I let the handle slip from my grasp and backed away from the door, my mind racing. One minute. Just one more minute to let them get clear. I darted to the bed, my hand diving beneath the pillow to retrieve the heavy, bronze candle holder I’d hidden there. My fingers curled around its base, the solid weight a comforting promise in my palm. A slow, predatory smile touched my lips. This was it. The chance.
My hand was steady now as it closed around the doorknob. I eased the door open, wincing at the low groan of the hinges. The hallway beyond was a tunnel of flickering shadows cast by sputtering sconces. Empty. I slipped out, pulling the door shut behind me with a barely audible click.
Keeping to the deepest shadows, I moved with a hunter’s silence, my soft boots making no sound on the marble floor. At the first intersection, I flattened myself against the wall, peering around the corner. Clear. I pressed on, a mental map of the house guiding my steps.
Then I froze. Further down the hall, a brilliant slice of light divided the corridor from a half-open door. Boisterous laughter spilled out, echoing off the walls. It was directly in my path. The frantic drumming was in my ears now, a panicked rhythm that drowned out the silence of the hall.
My eyes scanned the bare walls for an alcove, a tapestry, anything. There was nothing. To turn back was to be caught. Forward was the only way.
Hugging the opposite wall, I crept closer. The door was ajar just enough to reveal a sliver of a brightly lit room filled with off-duty guards. Another wave of laughter rolled out, louder this time. I used the sound as cover, a phantom slipping past the opening in three silent strides. I didn’t dare breathe until I was a dozen feet beyond it, the warmth and light at my back feeling more dangerous than the shadows ahead.

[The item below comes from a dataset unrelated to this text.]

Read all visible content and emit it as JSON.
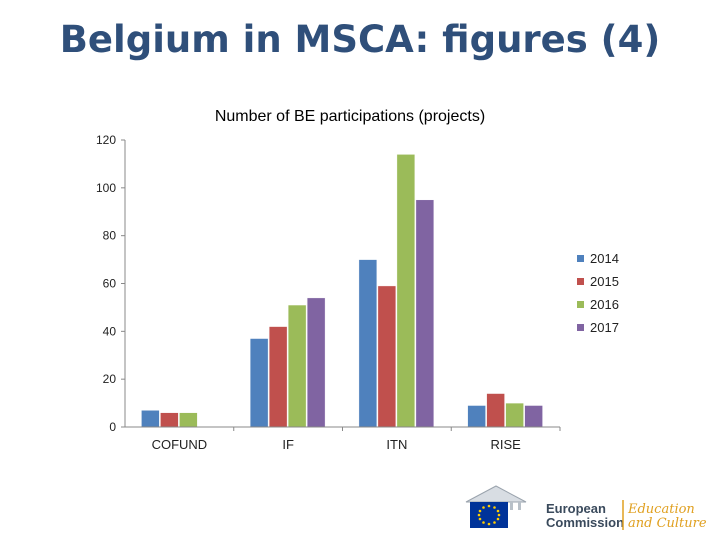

I gripped the candle holder so tightly the heavy bronze bit into my palm, a crescent moon of pain. The grand staircase spiraled down into darkness before me. It was deserted. I descended, swift and silent, my instincts pulling me toward the training grounds. A new thought sparked, sharp and dangerous. Weapons.
The candle holder in my hand suddenly felt pathetic, a child’s toy. The armory near the grounds. My steps faltered. Surely, it would be guarded.
Is survival worth the risk?
Yes. The answer was instant and absolute. The guards would be with Mikaeus. I hope. The rest were in a room down the hall, laughing over pie. The risk was mine to take.
My pace quickened. I reached a set of imposing, floor-to-ceiling doors and slipped through a gap into a chamber thick with the scent of honing oil and cold steel—the hymn of the forge. Moonlight streamed through a high, barred window, laying red stripes across racks of swords, axes, and shields. And there, on the far wall, was a row of bows.
A current hummed through me, a fierce sense of homecoming. I moved directly to them, lifting a recurve bow of dark, polished yew. It settled into my hand as if it had been carved from my own bones. Beneath it, a quiver. Methodically, my hands moving with the unerring grace of muscle memory, I began slotting arrows into it, my head on a constant swivel. Once full, I slung the quiver and bow over my shoulders. The weight was a comfort, a piece of my soul returned to me.
I ran a hand over the smooth wood of the bow, a flicker of old bitterness rising like bile. You took my weapons from me first, I thought, the words a silent vow to the listening shadows. I’m just taking this one back.